As you might imagine there was a restriction to the service. It was possible to convert only 200 chars at a time. Well it just made my work more interesting only thing I had to do was to build a play-list from the selection to pronounce. It could be a very simple (thanks to the event listeners you can set to the video element), but I suddenly discovered that there was restriction to the video element even for the use from chrome. Well this made me very upset, I did not liked idea of restrictions at all but restriction for the use from chrome is even more stupid from my point of view. I could not believe that I was not able to play audio from the remote server, I thought I was doing something wrong, but apparently I was not :( So I went back to the old ugly but tested way of using plugins. Unfortunately I was not able to convert more then 200 char length text but still it was cool command and still useful for me, as my goal was to find how to pronounce words i don’t know correctly. (As you might guess from the part you’ve already read my English is quite poor and of course I’m not native English speaker).
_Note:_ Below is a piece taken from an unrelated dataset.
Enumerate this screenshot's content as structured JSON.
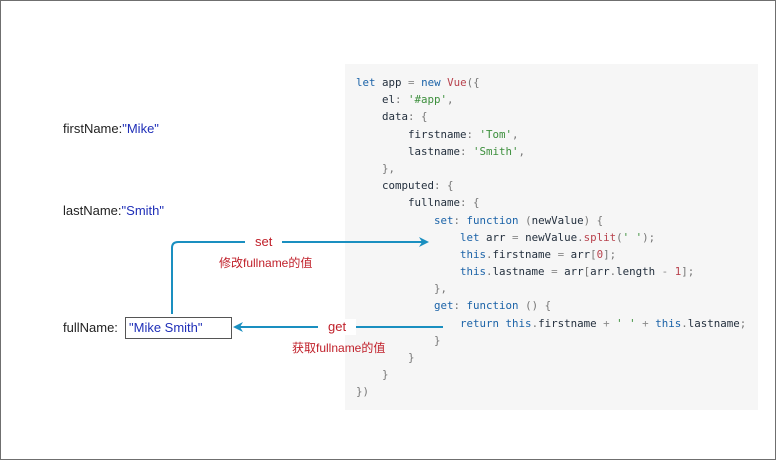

I was not satisfied, so I was searching the way for work around it… And there was a quite simple way :). If you are using beta or nightly of Firefox 3.1 you might noticed that .wav, .ogg files are opened by Firefox in a new tab in the Video tag (No matter if the file is local or remote one) :) If some of you did not got the idea yet it is - an iframe where you load remote wav files. That’s what I did basically say command on preview creates hidden iframe inside the preview block, and is loads there the wav files which was generated by text-to-speech service. As I did not liked the restriction of the 200 chars I am splitting selected text into the parts, where each part contains several complete words and it’s length is <= 200 chars. While loading each part into the hidden iframe I also set event listener to the video tag inside the iframe to load next part in the frame when the video element will finish playing.Unfortunately it was not the last hack as I discovered soon that the text-to-speech service I mentioned above had a restriction on the server as well. (They block ip for their service after heavy use of the service). In this case solution was simple I just jumped to another service with bit worth API and without this restriction. Cool thing is that in this case restriction from 200 chars had grew till 300 chars. To avoid the new restrictions from the service owners I will not mention it in this blog!

After all this you can enjoy nice Ubiquity command Say. If some of you want look for the source you can get it here

http://github.com/Gozala/ubiquity/tree/master/commands/say